Is that why he agreed to everything else and was very negotiable on the drug testing issue? He was able to accept 14 days out, which is very reasonable, especially with a guy like Mayweather's ego. And I always ask and never get a real response if the roles reversed. Imagine if Pac asked Mayweather for a drug test and he refused. You would all be saying what a coward cheat Mayweather is. It's a joke. Be unbiased for a second in your dull lives. I don't get what is so hard to give blood. We've all done it in our lives. Is it really a big deal? No, it's not.
Even before Holyfield-Tyson, Hearns and Stewart were asking Leonard to take a steroid test for their rematch in 1989
As you could tell by my posts on it, you're preaching to the choir. :thumbsup Too bad so many other fans are in complete denial over it....
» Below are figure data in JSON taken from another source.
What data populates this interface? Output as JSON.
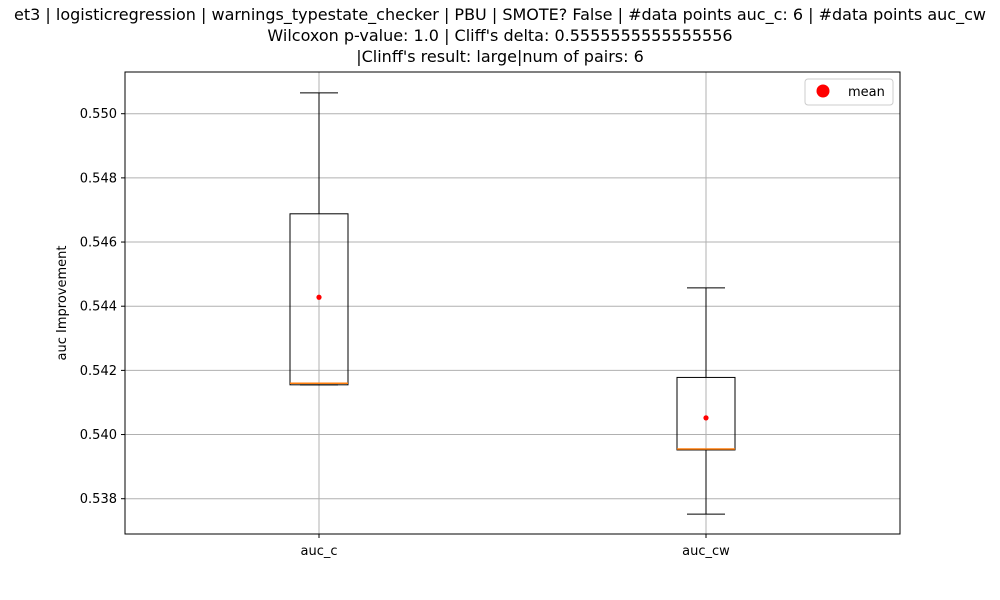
{
  "chart_data": {
    "type": "boxplot",
    "title_lines": [
      "et3 | logisticregression | warnings_typestate_checker | PBU | SMOTE? False | #data points auc_c: 6 | #data points auc_cw",
      "Wilcoxon p-value: 1.0 | Cliff's delta: 0.5555555555555556",
      "|Clinff's result: large|num of pairs: 6"
    ],
    "ylabel": "auc Improvement",
    "xlabel": "",
    "categories": [
      "auc_c",
      "auc_cw"
    ],
    "ylim": [
      0.5369,
      0.5513
    ],
    "yticks": [
      0.538,
      0.54,
      0.542,
      0.544,
      0.546,
      0.548,
      0.55
    ],
    "ytick_labels": [
      "0.538",
      "0.540",
      "0.542",
      "0.544",
      "0.546",
      "0.548",
      "0.550"
    ],
    "grid": true,
    "legend": {
      "position": "top-right",
      "entries": [
        {
          "label": "mean",
          "color": "#ff0000",
          "marker": "circle"
        }
      ]
    },
    "boxes": [
      {
        "name": "auc_c",
        "whisker_low": 0.54155,
        "q1": 0.54155,
        "median": 0.5416,
        "q3": 0.54688,
        "whisker_high": 0.55065,
        "mean": 0.54428
      },
      {
        "name": "auc_cw",
        "whisker_low": 0.53752,
        "q1": 0.53952,
        "median": 0.53955,
        "q3": 0.54178,
        "whisker_high": 0.54457,
        "mean": 0.54052
      }
    ],
    "colors": {
      "box": "#000000",
      "median": "#ff7f0e",
      "mean": "#ff0000",
      "grid": "#b0b0b0"
    }
  }
}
thanks matey, fascinating subject ive researched alot.. its just naivety... i remember seeing duane chambers in an interview post linford fail (dumbass got caught using the steroid with THE longest active afterlife decca with 18 months) and duane looking in the camera and swearing he only ever took vitamins and cod liver oil, cos you cant be too careful.. thanks for the other likes too tbh the lying i`m sure is something that just needs to be done, i bet most, if steroids were legal wouldnt lie and are probbly otherwise very truthful people. its just what you do to compete at a high level.
Holy massive clean muscle gain Holy massive hair loss I don't oppose his use of Roids to move from Lean 190, into Lean 215. (He didn't cut weight early on) It was necessary for him to move to heavyweight, Roids are useful in heavyweight, unless your style requires you to be light
evan fields tho... OP is a dirty piece of **** dragging more pac floyd **** up and can go **** themselves
I really think it's just the cost of doing business at high (and even not-so-high) levels of sport. Much of the vilifying that gets done to people in organized sports like football, the Olympics, and baseball (the NBA doesn't even pretend to care) is done as a P.R. measure- if leagues act like the one guy who gets caught is the outlier and the cheater, he can get tarred and feathered and the sport can maintain its image. Oddly enough, because boxing is perhaps the last major sport left without a national board controlling it, a caught fighter never really gets buried for the sake of institutional protection the same way another athlete might. A star fighter gets caught, there's a touch of shock, some faux outrage, and fans and the media go right back to rating them the exact same way. From a health standpoint, I'd love to see boxing have a way to eliminate PED's because they'll lead to more brain damage being caused quicker. The problem is that the current dynamic is an utter failure in that regard and simply uses a lot of money, energy, and resources to not work. I'm not so sure the cat ever gets put back in the bag.